CHICAGO — The unsubstantiated terror charges against five Arab-American men for buying prepaid cellular telephones have drawn fire over police overreaction and racial profile.

"I think (prosecutors) are stuck in a corner and looking for a safe place," Imad Hamad of the American-Arab Anti-Discrimination Committee in Michigan told Reuters on Wednesday, August 16.

"If I was them, I would say a mistake was done, and the police overreacted."

Authorities have dropped terror charges against Ali Houssaiky and Osama Abulhassan, both 20, after they proved to have no terrorism ties.

They were arrested after they drove to Ohio to buy around 600 cell phones and police found a security guide for an Arab airline in their vehicle.

Prosecutors claim that the untraceable cell phones being purchased were valuable tools for terror groups and might serve as detonators for bombs.

The decision to drop the charges came a day after the Federal Bureau of Investigation (FBI) cleared three Texas men arrested in Michigan with a van full of cell phones of having links to terrorism.

Supporters of the five men say they were merely traveling to discount stores buying prepaid cellular telephones with the aim of reselling the phones to earn money.

Racial Profile

Attorney Nabih Ayad, representing the three men arrested Friday in Caro, Michigan, said the case was one of "racial profile" against Arabs and Muslims.

"Had their names been Bill or John, they would not be sitting in jail today," Ayad said.

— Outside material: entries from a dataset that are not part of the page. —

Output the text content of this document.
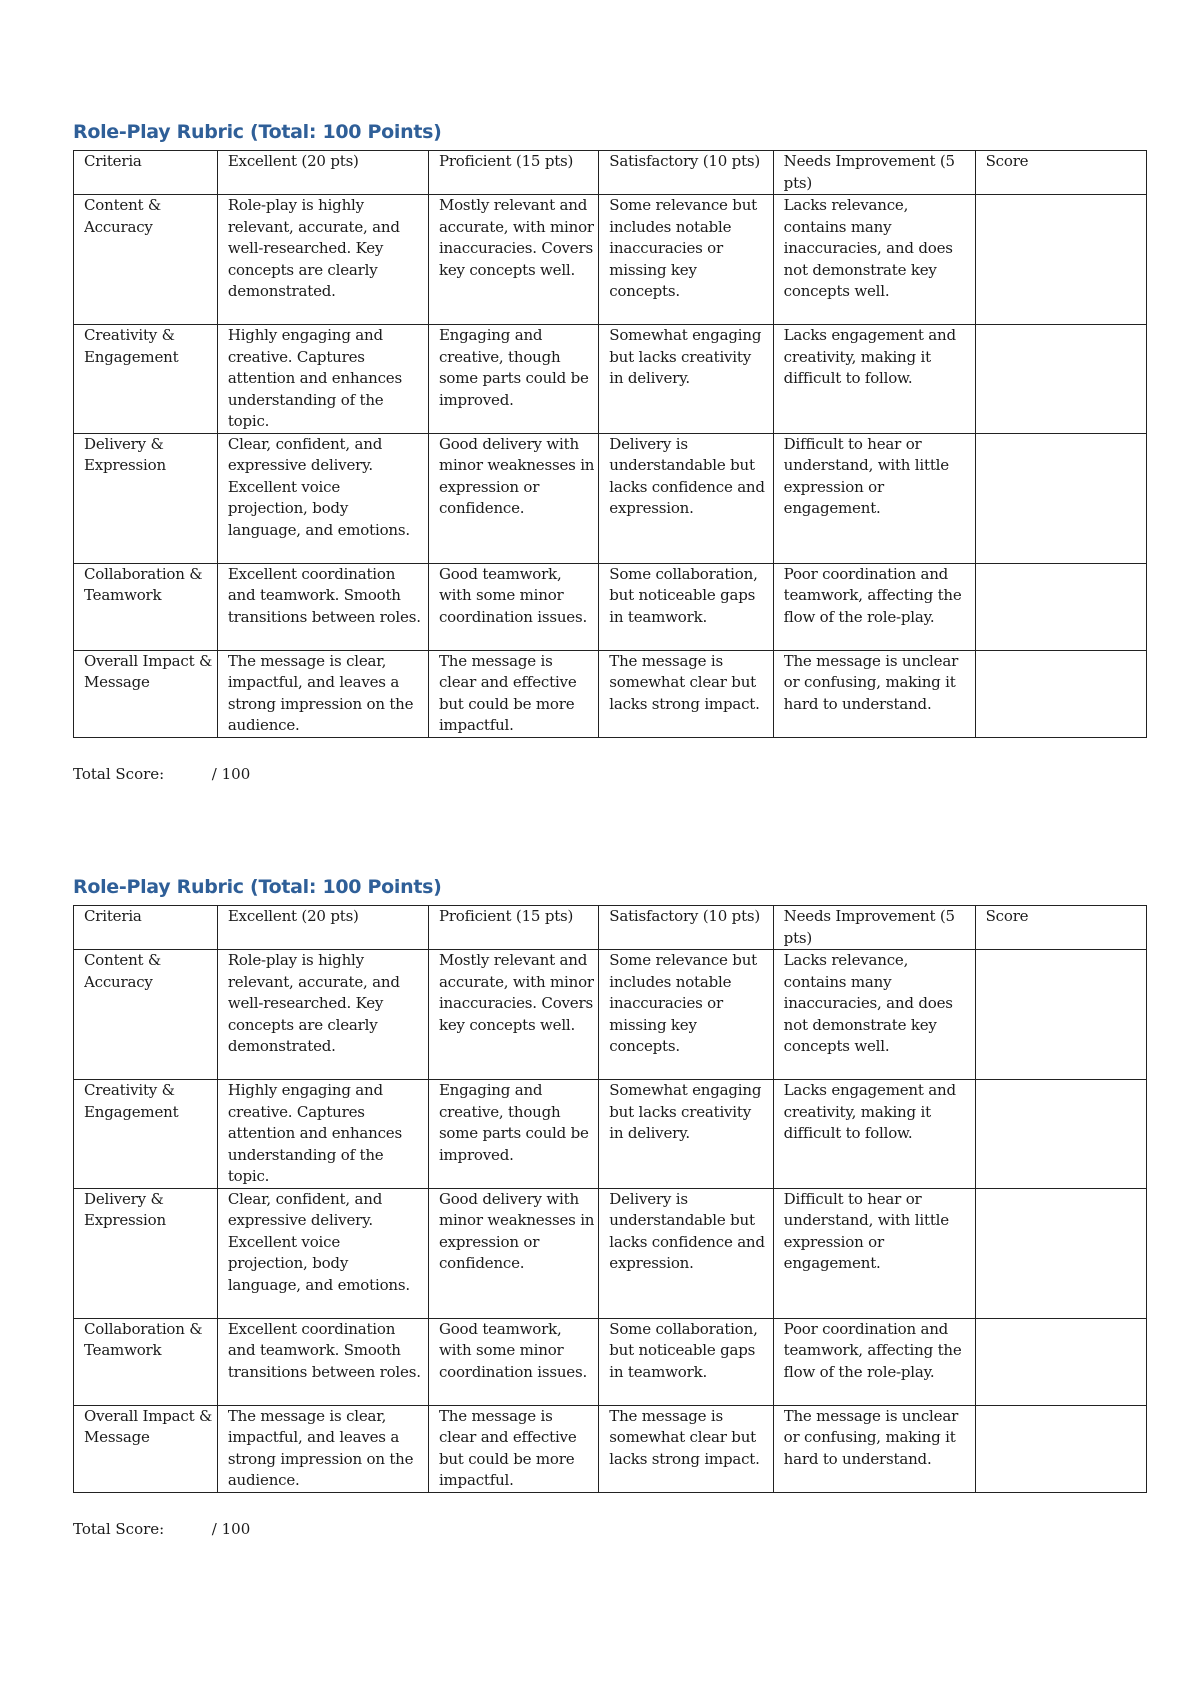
Role-Play Rubric (Total: 100 Points)
Criteria	Excellent (20 pts)	Proficient (15 pts)	Satisfactory (10 pts)	Needs Improvement (5 pts)	Score

Content & Accuracy	Role-play is highly relevant, accurate, and well-researched. Key concepts are clearly demonstrated.	Mostly relevant and accurate, with minor inaccuracies. Covers key concepts well.	Some relevance but includes notable inaccuracies or missing key concepts.	Lacks relevance, contains many inaccuracies, and does not demonstrate key concepts well.	

Creativity & Engagement	Highly engaging and creative. Captures attention and enhances understanding of the topic.	Engaging and creative, though some parts could be improved.	Somewhat engaging but lacks creativity in delivery.	Lacks engagement and creativity, making it difficult to follow.	

Delivery & Expression	Clear, confident, and expressive delivery. Excellent voice projection, body language, and emotions.	Good delivery with minor weaknesses in expression or confidence.	Delivery is understandable but lacks confidence and expression.	Difficult to hear or understand, with little expression or engagement.	

Collaboration & Teamwork	Excellent coordination and teamwork. Smooth transitions between roles.	Good teamwork, with some minor coordination issues.	Some collaboration, but noticeable gaps in teamwork.	Poor coordination and teamwork, affecting the flow of the role-play.	

Overall Impact & Message	The message is clear, impactful, and leaves a strong impression on the audience.	The message is clear and effective but could be more impactful.	The message is somewhat clear but lacks strong impact.	The message is unclear or confusing, making it hard to understand.	

Total Score:	/ 100
Role-Play Rubric (Total: 100 Points)
Criteria	Excellent (20 pts)	Proficient (15 pts)	Satisfactory (10 pts)	Needs Improvement (5 pts)	Score

Content & Accuracy	Role-play is highly relevant, accurate, and well-researched. Key concepts are clearly demonstrated.	Mostly relevant and accurate, with minor inaccuracies. Covers key concepts well.	Some relevance but includes notable inaccuracies or missing key concepts.	Lacks relevance, contains many inaccuracies, and does not demonstrate key concepts well.	

Creativity & Engagement	Highly engaging and creative. Captures attention and enhances understanding of the topic.	Engaging and creative, though some parts could be improved.	Somewhat engaging but lacks creativity in delivery.	Lacks engagement and creativity, making it difficult to follow.	

Delivery & Expression	Clear, confident, and expressive delivery. Excellent voice projection, body language, and emotions.	Good delivery with minor weaknesses in expression or confidence.	Delivery is understandable but lacks confidence and expression.	Difficult to hear or understand, with little expression or engagement.	

Collaboration & Teamwork	Excellent coordination and teamwork. Smooth transitions between roles.	Good teamwork, with some minor coordination issues.	Some collaboration, but noticeable gaps in teamwork.	Poor coordination and teamwork, affecting the flow of the role-play.	

Overall Impact & Message	The message is clear, impactful, and leaves a strong impression on the audience.	The message is clear and effective but could be more impactful.	The message is somewhat clear but lacks strong impact.	The message is unclear or confusing, making it hard to understand.	

Total Score:	/ 100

"It's very alarming and very unfortunate that a local government is able to bring on charges that bring national concern and create all the chaos that occurs from a terror threat -- based on people's ethnic origin," regretted the lawyer.

The men still face misdemeanor counts of falsification stemming from allegations that they initially gave deputies different names than the names that appeared on their IDs.

Prosecutors said the men lied about why they had a dozen cell phones.

Police also found $11,000 in cash, a map marking Wal-Mart stores from Ohio to South Carolina, and what prosecutors described as airport security information and airline passenger lists.

But their lawyer said that the airport information had been left by the mother of one of the men who works at an airport.

"I haven't heard what evidence of terrorism they have," said Raymond Smith, an attorney defending one of the accused.

"In most cases, this would be no big deal. But this is rural America."

Thousands of Muslims and Arabs were rounded up and questioned in the US in the weeks and months following the September attacks.

Some of the detainees have sued the US government after their release for inhumane and degrading treatment and a total blackout of communications in detention centers on the US soil.

The US government agreed in February to pay $300,000 to settle an illegal detention lawsuit brought by an Egyptian man who was among hundreds of Muslims rounded up in New York after 9/11.

Late March, two US federal officials were charged with hiding evidence to win conviction in a terrorism case against four Muslim men following the 9/11.